The reaction to what presidential hopeful Bernie Sanders wrote in an alternative newspaper in Vermont back in 1972 about men and women with rape fantasies has, of course, been divided: His defenders argue that the article is so far in the past that what he wrote then is irrelevant, while critics feel it’s only fair to crown him this year’s Todd Akin. (Unless you’ve mentally blocked it, perhaps in the same way that Akin said women can mentally block conception following “legitimate rape,” you’ll recall that the GOP congressman, who was Senator Claire McCaskill’s Republican challenger in 2012, became his party’s poster child for how not to talk about sexual violence.)
Conservative writer Dan Joseph sounds a common theme on the right when he argues that while reporters shrug over what Sanders wrote, if “Ted Cruz or Rick Santorum wrote something along these lines—even 40 years ago—the media wouldn’t stop talking about it for weeks.” Which is incontrovertibly true.
On the other side, a piece on the feminist outlet Jezebel attempts to thread the needle, both countering and conforming to Joseph’s challenge.
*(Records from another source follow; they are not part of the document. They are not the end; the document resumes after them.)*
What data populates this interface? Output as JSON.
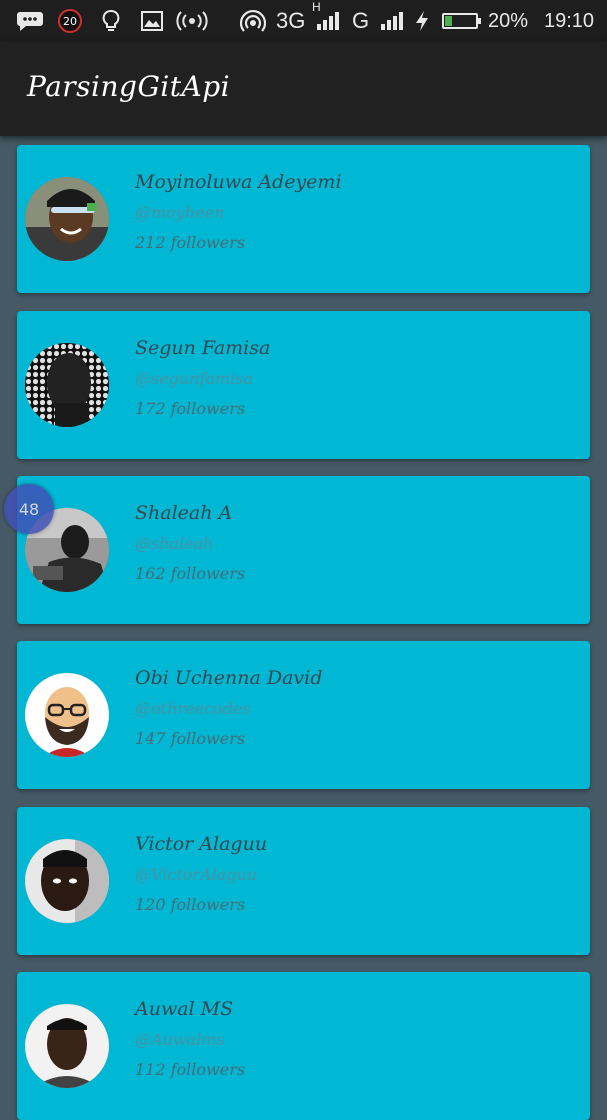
{
  "status_bar": {
    "notification_count": "20",
    "network_type": "3G",
    "network_sub": "H",
    "carrier_g": "G",
    "battery_percent": "20%",
    "time": "19:10"
  },
  "app_bar": {
    "title": "ParsingGitApi"
  },
  "floating_bubble": {
    "value": "48"
  },
  "users": [
    {
      "name": "Moyinoluwa Adeyemi",
      "handle": "@moyheen",
      "followers": "212 followers"
    },
    {
      "name": "Segun Famisa",
      "handle": "@segunfamisa",
      "followers": "172 followers"
    },
    {
      "name": "Shaleah A",
      "handle": "@shaleah",
      "followers": "162 followers"
    },
    {
      "name": "Obi Uchenna David",
      "handle": "@othreecodes",
      "followers": "147 followers"
    },
    {
      "name": "Victor Alaguu",
      "handle": "@VictorAlaguu",
      "followers": "120 followers"
    },
    {
      "name": "Auwal MS",
      "handle": "@Auwalms",
      "followers": "112 followers"
    }
  ],
  "colors": {
    "card": "#00b8d4",
    "background": "#455a64",
    "app_bar": "#212121"
  }
}
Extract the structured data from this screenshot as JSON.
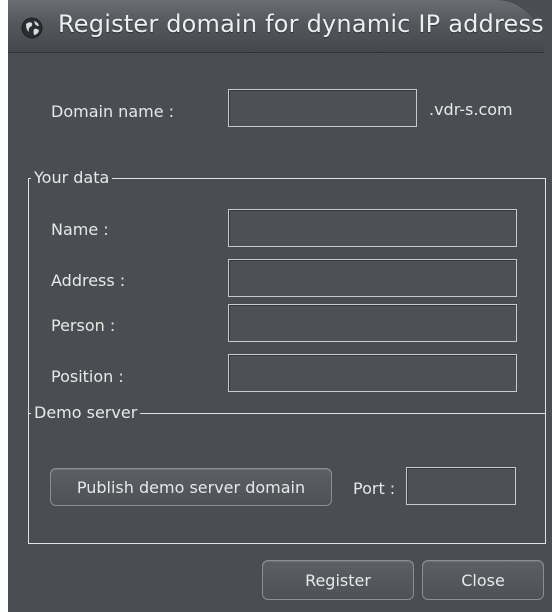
{
  "window": {
    "title": "Register domain for dynamic IP address"
  },
  "domain": {
    "label": "Domain name :",
    "value": "",
    "suffix": ".vdr-s.com"
  },
  "your_data": {
    "legend": "Your data",
    "fields": [
      {
        "label": "Name :",
        "value": ""
      },
      {
        "label": "Address :",
        "value": ""
      },
      {
        "label": "Person :",
        "value": ""
      },
      {
        "label": "Position :",
        "value": ""
      }
    ]
  },
  "demo_server": {
    "legend": "Demo server",
    "publish_button": "Publish demo server domain",
    "port_label": "Port :",
    "port_value": ""
  },
  "buttons": {
    "register": "Register",
    "close": "Close"
  },
  "icons": {
    "title": "globe-icon"
  }
}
In that article, the whole thing is written off as the weird-but-so-what ramblings of “an aging hippie who—theory—might have been stoned out of his gourd while writing.”
But here’s the thing: There is no statute of limitations in presidential politics. And if Senator Sanders wants to be taken seriously as a candidate for the highest office, then the right answer is to note that what he wrote about rape 43 years ago, at the age of 31, is seriously messed up.
His essay, in the Vermont Freeman, begins this way:
A man goes home and masturbates his typical fantasy. A woman on her knees. A woman tied up. A woman abused.
A woman enjoys intercourse with her man—as she fantasizes about being raped by 3 men simultaneously.
Later in the piece, he seems to be saying that traditional gender roles are hurting both men and women, and need to be discarded ASAP. But that changes nothing about his starting point, which is that men typically fantasize about hurting and humiliating women, and women typically fantasize about gang rape.
The senator’s own response to the story, which was broken by Mother Jones, was not at all serious. Michael Briggs, a Sanders campaign spokesman, told CNN it was just a “dumb attempt at dark satire in an alternative publication” that “in no way reflects his views or record on women. It was intended to attack gender stereotypes of the ’70s, but it looks as stupid today as it was then.’’
The statement doesn’t begin to answer how Sanders thought about rape then and thinks about it now, or whether he feels his essay is not only “dumb” and “stupid” but also offensive. Do we in the media really only care about appalling views when Republicans and/or front-runners hold them?
Unless Sanders wants to be dismissed as a protest candidate whom we don’t really need to hold to the same standard as someone who could win the White House, he will surely want to weigh in more thoughtfully on this important issue.